By Ashish Singh
In the wake of the 9/11 attacks, filmmakers around the world turned their gaze not only toward New York, but also inward — toward their own histories of fear, violence, and grief. Among the most poignant responses came from two acclaimed directors: Israeli filmmaker Amos Gitai and Palestinian filmmaker Elia Suleiman. While Gitai contributed a segment to the 2002 international anthology 11’09″01 September 11, Suleiman created a separate, meditative response to the global moment of reckoning. These two films, emerging from different political realities and cinematic vocabularies, feel like echoes across a wall — distinct yet uncannily aligned.
Gitai’s short begins amid the chaos of a suicide bombing in Tel Aviv. Sirens wail, smoke rises, and a news team rushes to the scene, eager to broadcast the horror live. As reports begin to emerge about the attacks in New York, the Israeli anchor shrugs them off: “Why should we talk about that? We have our own terror here.” This blunt dismissal is not callousness, but a critique. Gitai holds up a mirror to national media narratives, asking whose suffering gets attention — and whose is always local, always somehow less urgent in the global conversation. His film is fast, chaotic, and relentless — a storm of sound and movement that forces us to confront how we weigh tragedy.
In contrast, Elia Suleiman’s response to 9/11 is wordless and slow, unfolding like a poem written in silences. Though not part of the 11’09″01 project, his 2002 film Divine Intervention was shaped in the shadows of the Twin Towers. Set in Ramallah and Jerusalem, it captures the surreal normalcy of occupation. Israeli tanks roll past houses. Soldiers stop cars and search passengers. A man peels an apple slowly. On a TV in the background, the world watches 9/11. But Suleiman — who appears in his own films as a silent observer — offers no commentary, only stillness. The violence is ever-present but quiet, embedded in the landscape. His cinema doesn’t shout; it watches.
These films never try to compete with the tragedy of 9/11. Neither Gitai nor Suleiman claims that their people’s suffering is greater, or more deserving of global grief. Instead, they offer something harder to process: the simultaneity of pain. They ask us to hold two truths in our minds — that while the world mourned New York, others lived in cities where explosions were routine, where the air always tasted faintly of smoke, and where grief did not begin on September 11.
Gitai’s urgency collides with Suleiman’s restraint. One film is built on speed, the other on stillness. But both arrive at the same insight — that violence is never localized. Its impact echoes across borders, across screens, across lives. When one city falls, others remember how often they have already been on fire.
Even decades later, these films remain painfully relevant. They ask what it means to be seen, and what it means to be forgotten. They challenge us not just to remember the towers that fell in New York, but to ask ourselves whose stories we never noticed collapsing in silence.
This is not just about history — it’s about empathy.

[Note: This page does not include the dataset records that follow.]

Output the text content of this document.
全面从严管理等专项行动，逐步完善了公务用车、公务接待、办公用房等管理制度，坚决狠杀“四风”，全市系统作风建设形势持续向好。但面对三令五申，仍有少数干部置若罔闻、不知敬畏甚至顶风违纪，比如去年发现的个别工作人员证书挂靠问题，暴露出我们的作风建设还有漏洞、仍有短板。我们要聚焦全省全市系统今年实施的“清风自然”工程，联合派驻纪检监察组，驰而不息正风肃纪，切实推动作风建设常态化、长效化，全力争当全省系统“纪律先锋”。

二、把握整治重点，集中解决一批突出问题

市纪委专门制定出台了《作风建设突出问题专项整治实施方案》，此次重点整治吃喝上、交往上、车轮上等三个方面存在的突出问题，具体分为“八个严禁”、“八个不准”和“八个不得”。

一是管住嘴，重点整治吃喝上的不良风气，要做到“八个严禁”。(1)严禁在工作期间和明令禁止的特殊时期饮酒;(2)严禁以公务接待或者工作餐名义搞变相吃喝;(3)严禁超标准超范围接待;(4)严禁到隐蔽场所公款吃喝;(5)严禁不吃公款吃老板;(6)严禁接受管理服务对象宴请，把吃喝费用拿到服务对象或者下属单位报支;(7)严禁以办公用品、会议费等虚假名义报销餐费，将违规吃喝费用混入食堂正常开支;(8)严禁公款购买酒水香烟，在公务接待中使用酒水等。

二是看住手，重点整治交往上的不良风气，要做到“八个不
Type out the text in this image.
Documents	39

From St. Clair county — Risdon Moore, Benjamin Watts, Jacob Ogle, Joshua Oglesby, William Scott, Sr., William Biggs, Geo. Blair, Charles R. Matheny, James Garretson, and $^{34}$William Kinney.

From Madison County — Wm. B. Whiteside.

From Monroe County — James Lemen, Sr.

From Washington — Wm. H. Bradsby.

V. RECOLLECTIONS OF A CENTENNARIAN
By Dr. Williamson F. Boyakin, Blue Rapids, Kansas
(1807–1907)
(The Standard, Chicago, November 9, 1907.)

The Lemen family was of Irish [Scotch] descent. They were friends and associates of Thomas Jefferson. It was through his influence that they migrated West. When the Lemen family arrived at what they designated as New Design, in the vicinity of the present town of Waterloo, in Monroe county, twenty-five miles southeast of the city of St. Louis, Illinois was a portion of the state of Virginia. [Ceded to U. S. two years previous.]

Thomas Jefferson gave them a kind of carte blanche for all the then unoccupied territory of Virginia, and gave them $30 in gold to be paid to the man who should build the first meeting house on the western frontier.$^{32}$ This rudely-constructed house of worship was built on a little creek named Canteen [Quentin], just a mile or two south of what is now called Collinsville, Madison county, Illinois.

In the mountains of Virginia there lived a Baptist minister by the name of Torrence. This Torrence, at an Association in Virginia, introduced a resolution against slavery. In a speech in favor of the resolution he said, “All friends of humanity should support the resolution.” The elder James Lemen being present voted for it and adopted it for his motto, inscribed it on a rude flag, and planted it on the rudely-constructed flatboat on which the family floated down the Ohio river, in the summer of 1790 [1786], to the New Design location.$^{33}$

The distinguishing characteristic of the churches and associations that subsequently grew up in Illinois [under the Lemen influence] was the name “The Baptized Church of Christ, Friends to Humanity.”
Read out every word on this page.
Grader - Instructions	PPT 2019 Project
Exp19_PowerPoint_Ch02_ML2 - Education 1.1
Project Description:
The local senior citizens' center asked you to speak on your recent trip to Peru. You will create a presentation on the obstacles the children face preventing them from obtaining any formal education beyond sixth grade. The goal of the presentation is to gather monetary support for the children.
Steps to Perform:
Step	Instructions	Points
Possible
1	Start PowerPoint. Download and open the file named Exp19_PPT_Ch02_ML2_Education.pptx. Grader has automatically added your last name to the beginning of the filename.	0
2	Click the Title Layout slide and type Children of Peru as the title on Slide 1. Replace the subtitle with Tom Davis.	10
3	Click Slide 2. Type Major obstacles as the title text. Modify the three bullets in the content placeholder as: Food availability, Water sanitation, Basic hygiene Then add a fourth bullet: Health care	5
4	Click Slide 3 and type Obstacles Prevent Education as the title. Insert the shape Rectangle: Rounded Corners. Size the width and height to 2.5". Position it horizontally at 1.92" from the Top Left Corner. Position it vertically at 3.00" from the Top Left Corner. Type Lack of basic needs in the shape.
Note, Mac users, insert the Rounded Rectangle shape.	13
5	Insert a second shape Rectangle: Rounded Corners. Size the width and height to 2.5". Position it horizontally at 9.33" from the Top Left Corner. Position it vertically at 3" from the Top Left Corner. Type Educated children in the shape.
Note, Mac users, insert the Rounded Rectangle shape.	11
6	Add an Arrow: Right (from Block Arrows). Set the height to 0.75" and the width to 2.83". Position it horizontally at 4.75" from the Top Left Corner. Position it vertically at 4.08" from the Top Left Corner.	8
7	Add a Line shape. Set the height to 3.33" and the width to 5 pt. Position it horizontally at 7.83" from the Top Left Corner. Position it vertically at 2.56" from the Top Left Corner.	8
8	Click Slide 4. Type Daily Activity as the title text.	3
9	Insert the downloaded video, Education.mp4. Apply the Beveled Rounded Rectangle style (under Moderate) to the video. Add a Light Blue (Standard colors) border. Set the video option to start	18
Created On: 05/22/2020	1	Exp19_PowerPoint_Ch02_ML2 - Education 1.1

Gitai and Suleiman, in radically different ways, show that true understanding begins when we stop ranking sorrow. When we look at each other’s tragedies not as interruptions to our own, but as part of a shared human condition. In a world where walls still rise and smoke still blurs our vision, these films offer one clear truth: every grief deserves to be seen.
Ashish Singh has finished his Ph.D. coursework in political science from the NRU-HSE, Moscow, Russia.